21 de fevereiro, 2024 / Por: Agência O Globo

Empresas correm para desenvolver tecnologia de carregamento sem fio, via transferência indutiva de elétrons.

Que tal carregar seu carro elétrico sem tomada? No futuro, vai bastar estacionar
A WiTricity apresentou recentemente seu protótipo: carro estaciona sobre uma 'almofada' de recarregamento — Foto: Divulgação/WiTricity

Em breve, os carros plug-in talvez não precisem mais de uma tomada. Os motoristas de carros elétricos simplesmente parariam em uma vaga de estacionamento especializada quando precisassem recarregar as baterias, esperariam um sinal luminoso no painel, sairiam do carro e seguiriam com seu dia.

Essa é a promessa do carregamento de veículos elétricos sem fio, uma transferência indutiva de elétrons que eliminaria a necessidade de todos aqueles cabos incômodos.

Várias startups passaram anos trabalhando para criar um mundo em que o carregamento sem fio se tornasse popular e, à medida que uso de veículos elétricos se populariza, o ímpeto está crescendo para tornar esse sonho uma realidade.

As empresas estão se unindo em torno de uma tecnologia padronizada, os fabricantes de automóveis estão embarcando em experimentos sem fio e os municípios estão mapeando oportunidades de uso desta tecnologia. Até mesmo a Tesla, empresa de Elon MUsk, está interessada.

No entanto, ainda existem grandes obstáculos, entre os quais se destacam a baixa velocidade de recarga, o dinheiro e o interesse necessários para construir estações e conseguir a adesão de mais fabricantes de carros elétricos.

Embora o carregamento sem fio pareça ótimo no papel, a tecnologia enfrenta o mesmo paradoxo que está afetando a implantação de estações de carregamento públicas: uma demanda mais forte por parte dos consumidores poderia levar as montadoras a adotar o carregamento sem fio, mas o crescimento da demanda por veículos elétricos (VEs) é impedido, em parte, pelas preocupações sobre como carregar esses carros no dia a dia.

Ou seja, a tecnologia não ganha escala porque a venda de automóveis ainda não é suficientemente ampla. E a venda de carros não ganha escala porque os consumidores temem não terem acesso ao carregamento de baterias.

– Se eu fosse um fabricante de automóveis, provavelmente relutaria em adotar essa tecnologia nos meus veículos porque não há nenhum carregador sem fio por aí. É preciso que a infraestrutura e os veículos sejam implantados ao mesmo tempo para que isso faça sentido – disse Michael Weismiller, gerente de programa de P&D de eletrificação no Escritório de Tecnologias Veiculares do Departamento de Energia dos Estados Unidos.

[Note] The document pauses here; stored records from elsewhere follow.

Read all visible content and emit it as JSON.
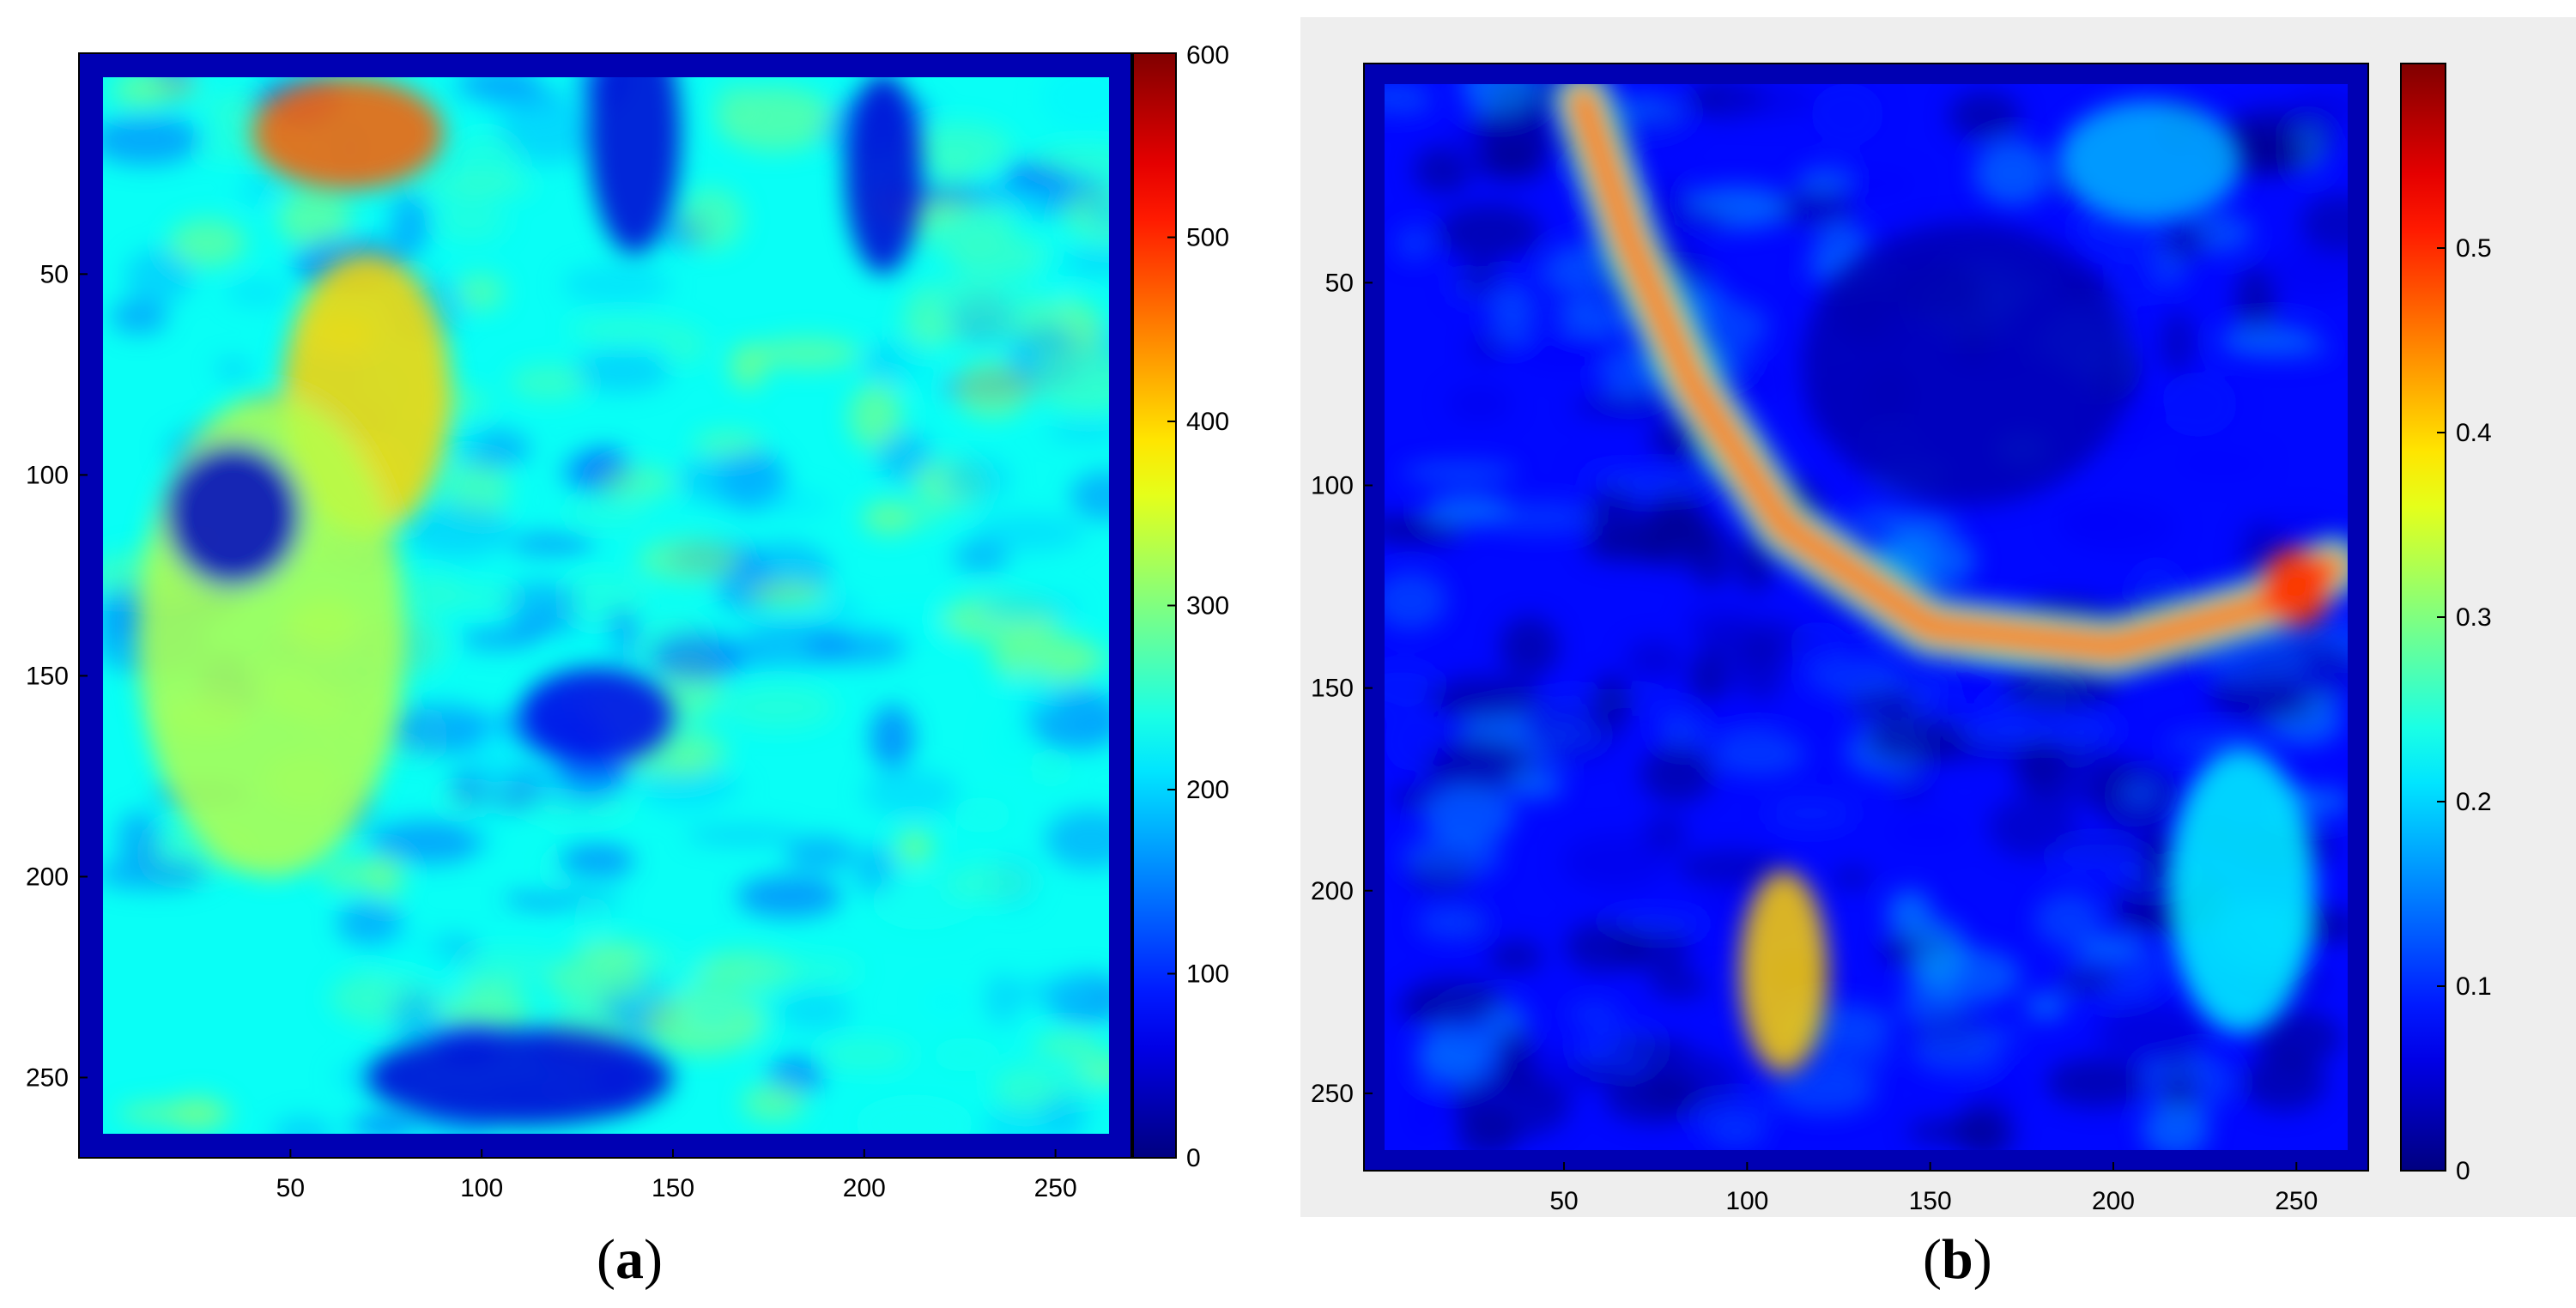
{
  "chart_data": [
    {
      "type": "heatmap",
      "panel_label": "a",
      "caption_open": "(",
      "caption_close": ")",
      "title": "",
      "xlabel": "",
      "ylabel": "",
      "x_ticks": [
        "50",
        "100",
        "150",
        "200",
        "250"
      ],
      "y_ticks": [
        "50",
        "100",
        "150",
        "200",
        "250"
      ],
      "xlim": [
        1,
        264
      ],
      "ylim": [
        1,
        264
      ],
      "y_reversed": true,
      "colorbar": {
        "min": 0,
        "max": 600,
        "ticks": [
          "0",
          "100",
          "200",
          "300",
          "400",
          "500",
          "600"
        ],
        "colormap": "jet"
      },
      "summary": {
        "background_value": 230,
        "features": [
          {
            "kind": "high",
            "x": 65,
            "y": 15,
            "rx": 25,
            "ry": 14,
            "value": 470
          },
          {
            "kind": "high",
            "x": 70,
            "y": 80,
            "rx": 22,
            "ry": 35,
            "value": 400
          },
          {
            "kind": "high",
            "x": 45,
            "y": 140,
            "rx": 35,
            "ry": 60,
            "value": 330
          },
          {
            "kind": "low",
            "x": 35,
            "y": 110,
            "rx": 18,
            "ry": 18,
            "value": 40
          },
          {
            "kind": "low",
            "x": 140,
            "y": 15,
            "rx": 12,
            "ry": 30,
            "value": 50
          },
          {
            "kind": "low",
            "x": 205,
            "y": 25,
            "rx": 10,
            "ry": 25,
            "value": 50
          },
          {
            "kind": "low",
            "x": 130,
            "y": 160,
            "rx": 20,
            "ry": 12,
            "value": 60
          },
          {
            "kind": "low",
            "x": 110,
            "y": 250,
            "rx": 40,
            "ry": 12,
            "value": 50
          }
        ]
      }
    },
    {
      "type": "heatmap",
      "panel_label": "b",
      "caption_open": "(",
      "caption_close": ")",
      "title": "",
      "xlabel": "",
      "ylabel": "",
      "x_ticks": [
        "50",
        "100",
        "150",
        "200",
        "250"
      ],
      "y_ticks": [
        "50",
        "100",
        "150",
        "200",
        "250"
      ],
      "xlim": [
        1,
        264
      ],
      "ylim": [
        1,
        264
      ],
      "y_reversed": true,
      "colorbar": {
        "min": 0,
        "max": 0.6,
        "ticks": [
          "0",
          "0.1",
          "0.2",
          "0.3",
          "0.4",
          "0.5"
        ],
        "colormap": "jet"
      },
      "summary": {
        "background_value": 0.08,
        "features": [
          {
            "kind": "high-arc",
            "path": [
              [
                55,
                5
              ],
              [
                68,
                40
              ],
              [
                85,
                75
              ],
              [
                110,
                110
              ],
              [
                150,
                135
              ],
              [
                200,
                140
              ],
              [
                240,
                130
              ],
              [
                260,
                120
              ]
            ],
            "value": 0.45
          },
          {
            "kind": "high",
            "x": 250,
            "y": 125,
            "rx": 10,
            "ry": 10,
            "value": 0.5
          },
          {
            "kind": "high",
            "x": 110,
            "y": 220,
            "rx": 12,
            "ry": 25,
            "value": 0.4
          },
          {
            "kind": "medium",
            "x": 235,
            "y": 200,
            "rx": 20,
            "ry": 35,
            "value": 0.22
          },
          {
            "kind": "medium",
            "x": 210,
            "y": 20,
            "rx": 25,
            "ry": 15,
            "value": 0.18
          },
          {
            "kind": "low",
            "x": 160,
            "y": 70,
            "rx": 45,
            "ry": 35,
            "value": 0.03
          }
        ]
      }
    }
  ]
}
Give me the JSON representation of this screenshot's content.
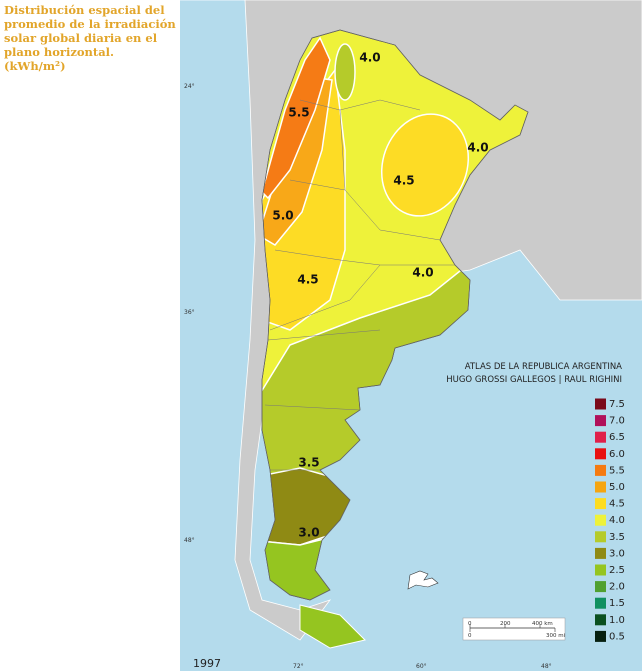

O carregamento de EVs sem fio ou indutivo funciona usando ressonância magnética e uma almofada de carregamento para gerar um campo de transmissão de energia. Quando uma bobina em um receptor embaixo do carro se alinha com uma bobina na base de carregamento, o receptor capta essa energia e a envia para a bateria do carro.

Carregador sem fio fabricado pela WiTricity Corp. carrega um Ford Mustang Mach-E — Foto: Divulgação/WiTricity

A tecnologia é semelhante ao carregamento de telefones sem fio, que também requer um receptor e bobinas alinhadas, mas os sistemas EV podem funcionar com até 10 polegadas (25 centímetros) de separação.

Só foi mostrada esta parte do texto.